Festival dei Popoli: due geni assoluti, il regista Soda e il ballerino Polunin

Firenze – La 58esima edizione del Festival internazionale del documentario è iniziata con un programma di film molto significativo. Nel pomeriggio un classico del cinema documentario americano, Primary, del regista Robert Drew, padre del cinema diretto, con la strepitosa fotografia dei fratelli Maysles. Il documentario ha inaugurato il focus tematico del Festival, Effetto domino, sogni e incubi del potere contemporaneo.  Primary è il primo dei quattro film dedicati alla figura politica di John F. Kennedy. I senatori Hubert Humphrey e John F. Kennedy concorrono alle primarie del Partito Democratico. Drew sceglie di utilizzare una modalità osservativa che permette agli spettatori di conoscere da vicino la personalità politica dei senatori, al di là della propaganda, ma anche di seguire la creazione della loro immagine presidenziale.

In programma anche Campaign che ha inaugurato la retrospettiva dedicata al regista e artista visivo giapponese Kazuhiro Soda. Il cineasta giapponese ieri ha presentato il film insieme al curatore della retrospettiva Silvio Grasselli. Campaign è la prima opera degli “Observational Films”, nove film che seguono lo stesso metodo e stile. Soda è un cineasta innovativo e anticonformista. Dopo la laurea in studi religiosi a Tokyo, si è trasferito a New York dove ha studiato presso la School of Visual Arts.

Dopo un’esperienza frustrante come regista televisivo, ha deciso di inventare un suo metodo personale, un decalogo di dieci comandamenti da seguire nel suo lavoro artistico. Soda afferma per spiegare il suo metodo: “Io, in quanto regista, osservo nei dettagli la realtà che mi sta di fronte e faccio film secondo quanto osservo e scopro, in nessun modo basandomi sulle supposizioni e sui preconcetti precedenti le riprese…Incoraggio gli spettatori a guardare il film usando attivamente i loro occhi e le loro menti.” Citiamo alcuni comandamenti molto esplicativi: “Nessun incontro con i protagonisti del film prima di iniziare a girare, non scrivere soggetti o trattamenti, registrare più a lungo possibile senza stacchi o interruzioni, non stabilire temi e obiettivi prima dell’inizio del montaggio, nessuna voce narrante, titoli in sovraimpressione, musica, usare piani lunghi.”

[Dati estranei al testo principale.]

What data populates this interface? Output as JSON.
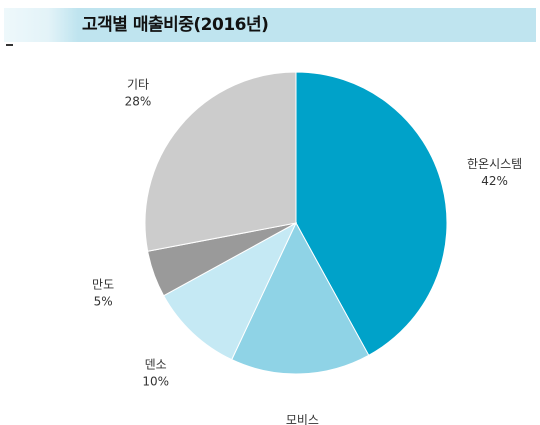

I dieci comandamenti sembrano molto adatti per l’uso della tecnologia digitale, che Soda infatti utilizza per il suo lavoro creativo ed estetico. Lo stile e il metodo di Soda valorizzano le potenzialità del video digitale che permettono l’osservazione fisica, estetica e spirituale del reale. Soda, allievo spirituale di due grandi maestri del cinema documentario, Yasujiro Ozu (Viaggio a Tokyo, Tarda primavera) e Frederick Wiseman (Titicut Follies, Meat),  riesce a connettere nella sua poetica  la valorizzazione della vita privata, del tempo quotidiano e spirituale – tipica di Ozu – e l’osservazione meticolosa della società, come in Wiseman. In Campaign, il cineasta segue la campagna elettorale di un suo compagno di studi, Yamauchi Kazuhiko, che, dopo aver lavorato come venditore di francobolli e monete, decide di candidarsi per diventare consigliere comunale della città di Kawasaki, per il Partito Liberal Democratico, potente partito conservatore.

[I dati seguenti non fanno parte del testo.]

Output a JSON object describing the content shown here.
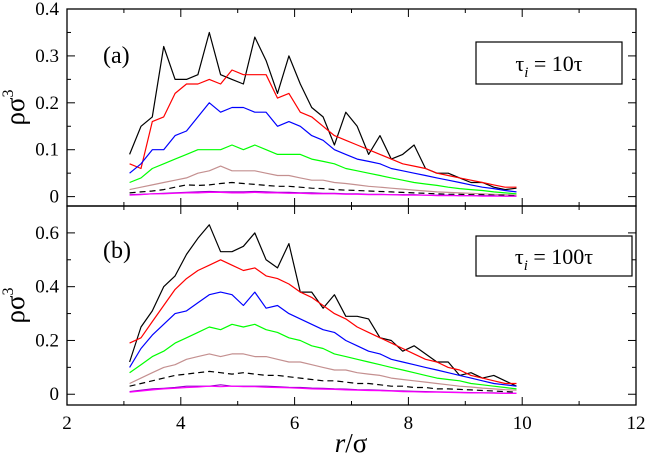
{
  "chart_data": [
    {
      "type": "line",
      "panel_label": "(a)",
      "annotation": "τi = 10τ",
      "annotation_parts": {
        "base": "τ",
        "sub": "i",
        "rest": " = 10τ"
      },
      "ylabel": "ρσ³",
      "ylabel_parts": {
        "base": "ρσ",
        "sup": "3"
      },
      "xlim": [
        2,
        12
      ],
      "ylim": [
        -0.02,
        0.4
      ],
      "yticks": [
        0,
        0.1,
        0.2,
        0.3,
        0.4
      ],
      "ytick_labels": [
        "0",
        "0.1",
        "0.2",
        "0.3",
        "0.4"
      ],
      "x": [
        3.1,
        3.3,
        3.5,
        3.7,
        3.9,
        4.1,
        4.3,
        4.5,
        4.7,
        4.9,
        5.1,
        5.3,
        5.5,
        5.7,
        5.9,
        6.1,
        6.3,
        6.5,
        6.7,
        6.9,
        7.1,
        7.3,
        7.5,
        7.7,
        7.9,
        8.1,
        8.3,
        8.5,
        8.7,
        8.9,
        9.1,
        9.3,
        9.5,
        9.7,
        9.9
      ],
      "series": [
        {
          "name": "black",
          "color": "#000000",
          "dash": "",
          "values": [
            0.09,
            0.15,
            0.17,
            0.32,
            0.25,
            0.25,
            0.26,
            0.35,
            0.26,
            0.25,
            0.24,
            0.34,
            0.29,
            0.22,
            0.3,
            0.24,
            0.19,
            0.17,
            0.11,
            0.18,
            0.15,
            0.09,
            0.13,
            0.08,
            0.09,
            0.11,
            0.06,
            0.05,
            0.05,
            0.04,
            0.03,
            0.03,
            0.02,
            0.015,
            0.018
          ]
        },
        {
          "name": "red",
          "color": "#ff0000",
          "dash": "",
          "values": [
            0.07,
            0.06,
            0.16,
            0.17,
            0.22,
            0.24,
            0.24,
            0.25,
            0.24,
            0.27,
            0.26,
            0.26,
            0.26,
            0.21,
            0.22,
            0.18,
            0.17,
            0.15,
            0.13,
            0.12,
            0.11,
            0.1,
            0.09,
            0.08,
            0.07,
            0.065,
            0.06,
            0.05,
            0.045,
            0.04,
            0.035,
            0.03,
            0.025,
            0.02,
            0.02
          ]
        },
        {
          "name": "blue",
          "color": "#0000ff",
          "dash": "",
          "values": [
            0.05,
            0.07,
            0.1,
            0.1,
            0.13,
            0.14,
            0.17,
            0.2,
            0.18,
            0.19,
            0.19,
            0.18,
            0.18,
            0.15,
            0.16,
            0.15,
            0.13,
            0.12,
            0.1,
            0.09,
            0.08,
            0.075,
            0.07,
            0.06,
            0.055,
            0.05,
            0.045,
            0.04,
            0.035,
            0.03,
            0.025,
            0.02,
            0.017,
            0.013,
            0.01
          ]
        },
        {
          "name": "green",
          "color": "#00ff00",
          "dash": "",
          "values": [
            0.03,
            0.04,
            0.06,
            0.07,
            0.08,
            0.09,
            0.1,
            0.1,
            0.1,
            0.11,
            0.1,
            0.11,
            0.1,
            0.09,
            0.09,
            0.09,
            0.08,
            0.075,
            0.07,
            0.06,
            0.055,
            0.05,
            0.045,
            0.04,
            0.035,
            0.03,
            0.027,
            0.024,
            0.02,
            0.017,
            0.015,
            0.013,
            0.01,
            0.008,
            0.006
          ]
        },
        {
          "name": "tan",
          "color": "#c49090",
          "dash": "",
          "values": [
            0.015,
            0.02,
            0.025,
            0.03,
            0.035,
            0.04,
            0.05,
            0.055,
            0.065,
            0.055,
            0.055,
            0.055,
            0.05,
            0.045,
            0.045,
            0.04,
            0.035,
            0.035,
            0.03,
            0.028,
            0.025,
            0.022,
            0.02,
            0.018,
            0.016,
            0.014,
            0.012,
            0.01,
            0.009,
            0.008,
            0.007,
            0.006,
            0.005,
            0.004,
            0.003
          ]
        },
        {
          "name": "black-dashed",
          "color": "#000000",
          "dash": "6,4",
          "values": [
            0.008,
            0.01,
            0.012,
            0.015,
            0.02,
            0.025,
            0.024,
            0.025,
            0.028,
            0.03,
            0.028,
            0.026,
            0.024,
            0.022,
            0.022,
            0.02,
            0.018,
            0.017,
            0.015,
            0.014,
            0.013,
            0.012,
            0.011,
            0.01,
            0.009,
            0.008,
            0.007,
            0.006,
            0.005,
            0.005,
            0.004,
            0.004,
            0.003,
            0.003,
            0.002
          ]
        },
        {
          "name": "violet",
          "color": "#9900cc",
          "dash": "",
          "values": [
            0.004,
            0.005,
            0.006,
            0.007,
            0.008,
            0.009,
            0.01,
            0.011,
            0.01,
            0.01,
            0.01,
            0.011,
            0.01,
            0.009,
            0.009,
            0.008,
            0.008,
            0.007,
            0.007,
            0.006,
            0.006,
            0.005,
            0.005,
            0.004,
            0.004,
            0.004,
            0.003,
            0.003,
            0.003,
            0.002,
            0.002,
            0.002,
            0.002,
            0.001,
            0.001
          ]
        },
        {
          "name": "magenta",
          "color": "#ff00ff",
          "dash": "",
          "values": [
            0.003,
            0.004,
            0.006,
            0.006,
            0.007,
            0.008,
            0.008,
            0.009,
            0.009,
            0.008,
            0.008,
            0.009,
            0.008,
            0.008,
            0.007,
            0.007,
            0.006,
            0.006,
            0.006,
            0.005,
            0.005,
            0.004,
            0.004,
            0.004,
            0.003,
            0.003,
            0.003,
            0.002,
            0.002,
            0.002,
            0.002,
            0.001,
            0.001,
            0.001,
            0.001
          ]
        }
      ]
    },
    {
      "type": "line",
      "panel_label": "(b)",
      "annotation": "τi = 100τ",
      "annotation_parts": {
        "base": "τ",
        "sub": "i",
        "rest": " = 100τ"
      },
      "ylabel": "ρσ³",
      "ylabel_parts": {
        "base": "ρσ",
        "sup": "3"
      },
      "xlabel": "r/σ",
      "xlabel_parts": {
        "r": "r",
        "rest": "/σ"
      },
      "xlim": [
        2,
        12
      ],
      "ylim": [
        -0.04,
        0.7
      ],
      "xticks": [
        2,
        4,
        6,
        8,
        10,
        12
      ],
      "xtick_labels": [
        "2",
        "4",
        "6",
        "8",
        "10",
        "12"
      ],
      "yticks": [
        0,
        0.2,
        0.4,
        0.6
      ],
      "ytick_labels": [
        "0",
        "0.2",
        "0.4",
        "0.6"
      ],
      "x": [
        3.1,
        3.3,
        3.5,
        3.7,
        3.9,
        4.1,
        4.3,
        4.5,
        4.7,
        4.9,
        5.1,
        5.3,
        5.5,
        5.7,
        5.9,
        6.1,
        6.3,
        6.5,
        6.7,
        6.9,
        7.1,
        7.3,
        7.5,
        7.7,
        7.9,
        8.1,
        8.3,
        8.5,
        8.7,
        8.9,
        9.1,
        9.3,
        9.5,
        9.7,
        9.9
      ],
      "series": [
        {
          "name": "black",
          "color": "#000000",
          "dash": "",
          "values": [
            0.12,
            0.25,
            0.31,
            0.4,
            0.44,
            0.52,
            0.58,
            0.63,
            0.53,
            0.53,
            0.55,
            0.6,
            0.5,
            0.47,
            0.56,
            0.38,
            0.38,
            0.32,
            0.37,
            0.29,
            0.29,
            0.28,
            0.21,
            0.2,
            0.16,
            0.18,
            0.15,
            0.12,
            0.12,
            0.07,
            0.08,
            0.06,
            0.07,
            0.05,
            0.03
          ]
        },
        {
          "name": "red",
          "color": "#ff0000",
          "dash": "",
          "values": [
            0.19,
            0.21,
            0.27,
            0.33,
            0.39,
            0.43,
            0.46,
            0.48,
            0.5,
            0.48,
            0.46,
            0.47,
            0.44,
            0.43,
            0.41,
            0.38,
            0.36,
            0.33,
            0.3,
            0.28,
            0.25,
            0.23,
            0.21,
            0.19,
            0.17,
            0.15,
            0.13,
            0.12,
            0.1,
            0.09,
            0.07,
            0.06,
            0.05,
            0.04,
            0.04
          ]
        },
        {
          "name": "blue",
          "color": "#0000ff",
          "dash": "",
          "values": [
            0.1,
            0.17,
            0.22,
            0.26,
            0.3,
            0.31,
            0.34,
            0.37,
            0.38,
            0.37,
            0.33,
            0.38,
            0.32,
            0.33,
            0.3,
            0.28,
            0.26,
            0.24,
            0.23,
            0.2,
            0.18,
            0.16,
            0.15,
            0.13,
            0.12,
            0.11,
            0.1,
            0.09,
            0.08,
            0.07,
            0.06,
            0.05,
            0.04,
            0.035,
            0.03
          ]
        },
        {
          "name": "green",
          "color": "#00ff00",
          "dash": "",
          "values": [
            0.08,
            0.11,
            0.14,
            0.16,
            0.19,
            0.21,
            0.23,
            0.25,
            0.24,
            0.26,
            0.25,
            0.26,
            0.24,
            0.23,
            0.21,
            0.2,
            0.18,
            0.17,
            0.15,
            0.14,
            0.13,
            0.12,
            0.11,
            0.1,
            0.09,
            0.08,
            0.07,
            0.06,
            0.055,
            0.05,
            0.04,
            0.035,
            0.03,
            0.025,
            0.02
          ]
        },
        {
          "name": "tan",
          "color": "#c49090",
          "dash": "",
          "values": [
            0.04,
            0.06,
            0.08,
            0.1,
            0.11,
            0.13,
            0.14,
            0.15,
            0.14,
            0.15,
            0.15,
            0.14,
            0.14,
            0.13,
            0.12,
            0.12,
            0.11,
            0.1,
            0.09,
            0.09,
            0.08,
            0.075,
            0.07,
            0.06,
            0.055,
            0.05,
            0.045,
            0.04,
            0.035,
            0.03,
            0.027,
            0.023,
            0.02,
            0.017,
            0.015
          ]
        },
        {
          "name": "black-dashed",
          "color": "#000000",
          "dash": "6,4",
          "values": [
            0.03,
            0.04,
            0.05,
            0.06,
            0.07,
            0.075,
            0.08,
            0.085,
            0.08,
            0.075,
            0.08,
            0.075,
            0.07,
            0.07,
            0.065,
            0.06,
            0.055,
            0.05,
            0.05,
            0.045,
            0.04,
            0.04,
            0.035,
            0.03,
            0.03,
            0.025,
            0.025,
            0.02,
            0.02,
            0.018,
            0.016,
            0.014,
            0.012,
            0.01,
            0.008
          ]
        },
        {
          "name": "violet",
          "color": "#9900cc",
          "dash": "",
          "values": [
            0.01,
            0.015,
            0.02,
            0.022,
            0.025,
            0.03,
            0.03,
            0.03,
            0.035,
            0.03,
            0.03,
            0.03,
            0.03,
            0.028,
            0.026,
            0.025,
            0.023,
            0.022,
            0.02,
            0.019,
            0.017,
            0.016,
            0.015,
            0.013,
            0.012,
            0.011,
            0.01,
            0.009,
            0.008,
            0.007,
            0.006,
            0.005,
            0.005,
            0.004,
            0.003
          ]
        },
        {
          "name": "magenta",
          "color": "#ff00ff",
          "dash": "",
          "values": [
            0.008,
            0.012,
            0.016,
            0.02,
            0.022,
            0.025,
            0.027,
            0.03,
            0.028,
            0.03,
            0.028,
            0.028,
            0.026,
            0.025,
            0.024,
            0.022,
            0.02,
            0.019,
            0.018,
            0.016,
            0.015,
            0.014,
            0.013,
            0.012,
            0.01,
            0.009,
            0.008,
            0.008,
            0.007,
            0.006,
            0.005,
            0.005,
            0.004,
            0.003,
            0.003
          ]
        }
      ]
    }
  ]
}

L’accordo preso per poter filmare la campagna elettorale permette al cineasta di osservare e svelare sia la complessa macchina organizzativa della campagna, sia i caratteri, le personalità, i sentimenti dei politici e dei cittadini. Nel corso del film emergono alcuni aspetti molto rilevanti: l’inesperienza del candidato, il legame fortissimo con le gerarchie del partito, la sudditanza e l’assoluta deferenza nei confronti del primo ministro. Il candidato ripete in modo automatico gli slogan politici, in un tour de force che lo vede protagonista insieme alla moglie di un battage politico che investe i quartieri e i cittadini di Kawasaki. Campaign, un documentario originale che, con i toni della commedia sociale, ritrae in modo ironico e engagé le ambizioni di un candidato improvvisato senza un background politico alle spalle, e mostra un partito gerarchico che cerca di persuadere il cittadino, senza dibattito e dialogo.

La prima serata del festival si è chiusa con un evento speciale, la proiezione di Dancer di Steven Cantor, che ha fatto scoprire al pubblico fiorentino l’incredibile storia del giovane ballerino ucraino, Sergei Polunin. Ecco il ritratto di questa eccentrica icona dello spettacolo: la povertà ucraina, l’ingresso alla prestigiosa Royal Ballett Academy di Londra, l’abbandono dell’accademia, l’uso di droghe e, infine, il trionfante ritorno sulle note di Take Me to Church nel famoso video di David La Chapelle.